It's midterm time again in Cambridge.
Look far and wide, and one would be very hard-pressed to find a Harvard student who doesn't complain about how much work she or he has.
But what about the students who have the additional time commitment of sports as well?
"It's a pain in the butt," admits senior football player Tommy Reardon.
Probably an understatement. The football team, along with every other athletic team here at Harvard, practices the NCAA regulated 20 hours a week, even during midterms. Most players' time commitment is even more than that.
"If you put in travel time, it's a huge commitment," senior football player Clete Johnson says. "But a lot of people at Harvard are overcommitted."
Few are as overcommitted as Johnson. He also participates in army ROTC, in addition to his academic and athletic responsibilities.
Crew is the quintessential time-consuming sport, and it lasts all year. The men's varsity team practices 20-25 hours a week in the fall, and about 30 hours a week in the spring. That can really play havoc with your work schedule.
"Last spring we had Eastern Sprints in the middle of finals," rower Alex Blake says. "I had a race on Sunday and a final on Monday. A lot of other people were in similar situations."
So what do players do to keep up with all their activities?
"You've got to figure out a way so you don't have everything in a two-day time period," Johnson says. "I had three papers due this week, and a few weeks ago I asked a teacher to let me turn one in, on Friday instead of Thursday."

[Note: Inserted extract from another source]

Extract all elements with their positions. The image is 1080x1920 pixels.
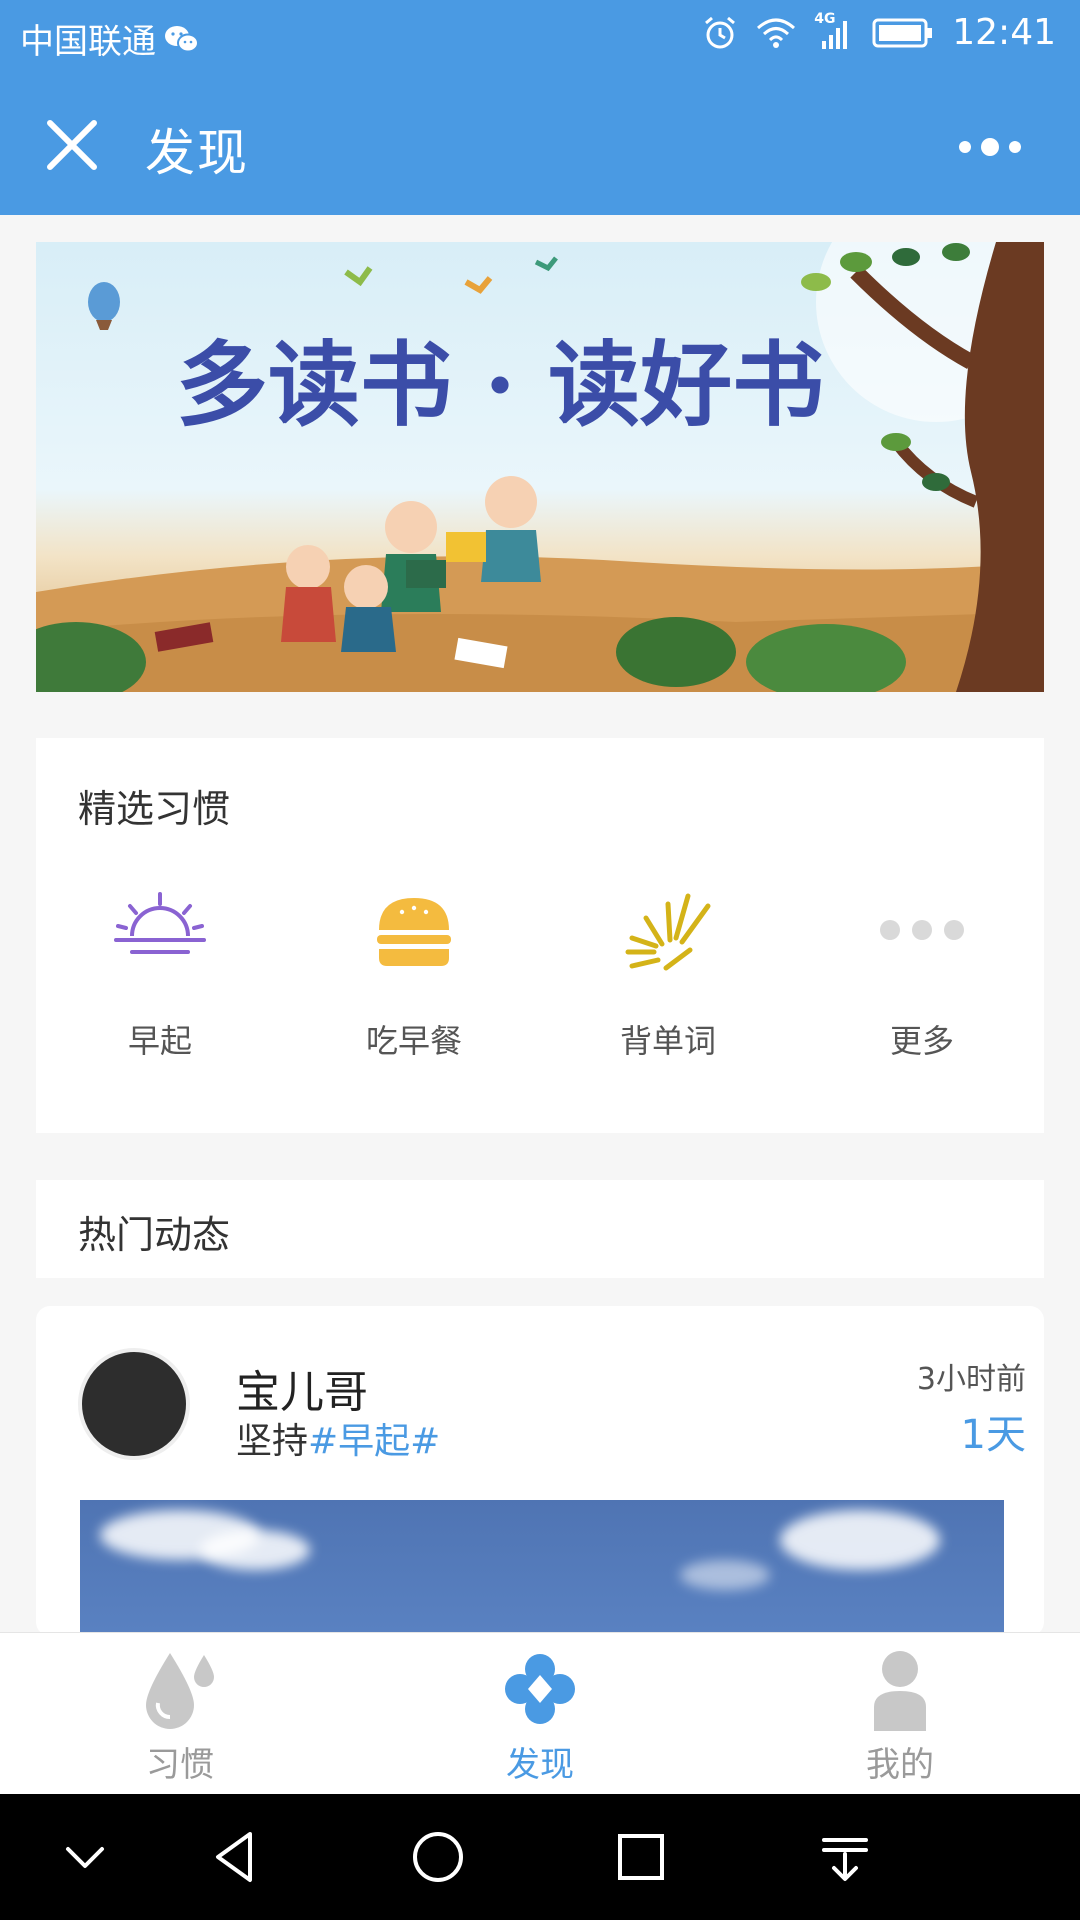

"So far, it hasn't been too much trouble," freshman return-man Troy Jones says. "It's pretty much about time management. You don't have too much free time, but if you have any, you'd better jump on your books."
"Actually, hockey helps me balance my time," freshman field-hockey player Judy Collins says. "If I wasn't doing anything all day, I'd just procrastinate. It's a break in the day from work."
Sometimes, with all this pressure, something's got to give.
"I've missed practice because of a rescheduled section or review session," Reardon says. "But the coaches are pretty understanding."